Can you work this out step by step so I can see how to do it. Thank you
h(t) = (t^4 - 1)^3(t^3+1)^4

Last edited: Feb 22, 2005
2. Feb 22, 2005

### saltydog

It's a bit ambiguous. Do you mean:

$$(t^4-1)^3 (t^3+1)^4$$

I think so. In that case, need to use the Chain Rule. If it confussing to you, try a simpler problem first (I do that too).

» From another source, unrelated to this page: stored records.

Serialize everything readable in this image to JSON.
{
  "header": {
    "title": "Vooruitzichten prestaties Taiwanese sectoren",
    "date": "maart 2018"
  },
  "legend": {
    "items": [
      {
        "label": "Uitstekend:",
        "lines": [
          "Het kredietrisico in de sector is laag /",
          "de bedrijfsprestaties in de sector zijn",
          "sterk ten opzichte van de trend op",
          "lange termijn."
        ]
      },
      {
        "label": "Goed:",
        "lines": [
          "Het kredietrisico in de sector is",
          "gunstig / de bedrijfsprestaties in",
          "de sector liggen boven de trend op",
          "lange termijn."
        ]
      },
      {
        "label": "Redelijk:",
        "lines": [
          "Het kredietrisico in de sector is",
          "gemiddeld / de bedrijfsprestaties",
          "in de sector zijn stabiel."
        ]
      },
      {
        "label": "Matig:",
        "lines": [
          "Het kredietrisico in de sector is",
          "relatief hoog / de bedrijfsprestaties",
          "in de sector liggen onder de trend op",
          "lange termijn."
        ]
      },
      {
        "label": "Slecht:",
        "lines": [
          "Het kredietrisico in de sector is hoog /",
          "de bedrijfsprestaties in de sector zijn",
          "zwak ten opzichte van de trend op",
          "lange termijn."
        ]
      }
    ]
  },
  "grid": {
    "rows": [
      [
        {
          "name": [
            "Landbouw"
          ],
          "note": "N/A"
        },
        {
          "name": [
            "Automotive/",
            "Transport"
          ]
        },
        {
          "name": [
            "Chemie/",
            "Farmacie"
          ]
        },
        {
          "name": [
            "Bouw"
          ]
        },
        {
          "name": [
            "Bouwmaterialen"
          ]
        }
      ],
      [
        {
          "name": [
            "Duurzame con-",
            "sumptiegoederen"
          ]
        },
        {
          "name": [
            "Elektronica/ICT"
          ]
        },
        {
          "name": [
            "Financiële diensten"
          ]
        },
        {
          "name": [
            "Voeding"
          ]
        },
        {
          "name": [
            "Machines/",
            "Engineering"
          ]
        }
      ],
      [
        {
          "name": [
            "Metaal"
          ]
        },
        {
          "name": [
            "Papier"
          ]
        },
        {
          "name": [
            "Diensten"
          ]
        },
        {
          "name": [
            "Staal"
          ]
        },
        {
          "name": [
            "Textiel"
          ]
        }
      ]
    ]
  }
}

For example, try this one:

$$(t^2-1)t^3$$

Wouldn't that just be:

$$(t^2-1)3t^2+t^3(2t)$$

3. Feb 23, 2005

### CrankFan

Well you're going to use the product rule, so first use the chain rule to get the derivative of each factor:

$$\left[ (t^4 - 1)^3 \right]^{\prime} = 3(t^4 - 1)^2 4t^3 = 12t^3(t^4-1)^2$$

$$\left[ (t^3 + 1)^4 \right]^{\prime} = 4(t^3 + 1) 3t^2 = 12t^2(t^3 + 1)^3$$

Then apply the product rule:

$$12t^3(t^4-1)^2 (t^3 + 1)^4 + 12t^2(t^3 + 1)^3 (t^4 - 1)^3$$

4. Feb 23, 2005

### Tom Mattson

Staff Emeritus
We don't do that here. At Physics Forums you have to show your work to receive homework help.